Insiders say McGuinty gave a "marvellous" Ontario-boosting speech interspersed with revelations about the province's need to move forward with more nuclear plants.
"He gave a stump speech on how great Ontario is and then (privately later) he said we're going to announce this week we're building new nukes," a source said.
Among those reportedly attending the Ottawa session were Ahmad Chalabi, former deputy prime minister of Iraq and a key proponent of the U.S.-led invasion of that country; Globe and Mail publisher Phillip Crawley; Coca-Cola chairman George A. David; Power Corp.
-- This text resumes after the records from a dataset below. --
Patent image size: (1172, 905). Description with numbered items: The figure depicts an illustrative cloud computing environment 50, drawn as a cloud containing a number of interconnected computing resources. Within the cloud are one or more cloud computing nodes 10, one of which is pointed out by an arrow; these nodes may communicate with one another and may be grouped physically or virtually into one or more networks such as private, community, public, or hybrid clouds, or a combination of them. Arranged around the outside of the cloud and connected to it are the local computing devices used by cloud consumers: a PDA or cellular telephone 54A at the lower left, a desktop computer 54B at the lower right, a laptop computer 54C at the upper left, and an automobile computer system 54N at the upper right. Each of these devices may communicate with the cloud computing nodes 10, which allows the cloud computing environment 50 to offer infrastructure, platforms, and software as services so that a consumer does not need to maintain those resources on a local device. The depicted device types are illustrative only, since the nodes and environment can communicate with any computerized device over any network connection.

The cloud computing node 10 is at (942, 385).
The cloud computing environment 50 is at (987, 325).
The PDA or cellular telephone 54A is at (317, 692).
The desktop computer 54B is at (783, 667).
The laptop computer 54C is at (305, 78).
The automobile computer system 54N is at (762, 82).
CEO Paul Desmarais; Richard Holbrooke and Vernon Jordan, long-time top advisers to former U.S. president Bill Clinton; Henry Kissinger, former U.S. secretary of state; former New Brunswick premier Frank McKenna; Queen Beatrix of The Netherlands; New York Governor George Pataki; Iraq war architect Richard Perle; Heather Reisman, chair and CEO of Indigo Books and Music; Torstar president and CEO J. Robert S. Prichard and tycoon David Rockefeller, among many others.
It was the kind of power-broker audience the premier, who sat with Pataki, Reisman and Queen Beatrix, would want to reach when delivering a message about investing in Ontario — and massive investment will be required to pay for $40 billion in nuclear plants.
His address came one day after Energy Minister Dwight Duncan confirmed that the Liberal government was being forced to break its 2003 election promise to close all of Ontario's coal-fired generating plants by 2007. That promise was later amended to 2009.
On Friday, Duncan said that even the 2009 date could not be achieved.
As for the nuclear option, Jack Gibbons, executive director of the Ontario Clean Air Alliance, denounced the OPA's call for more nuclear power as "1950s-style solution to meet our electricity needs in the 21st century."
NDP Leader Howard Hampton, author of a book on Ontario's electricity history, has railed against nuclear power because of environmental concerns and cost overruns.
But Progressive Conservative Leader John Tory has said Ontario needs a diverse energy supply to keep its manufacturing-reliant economy stable.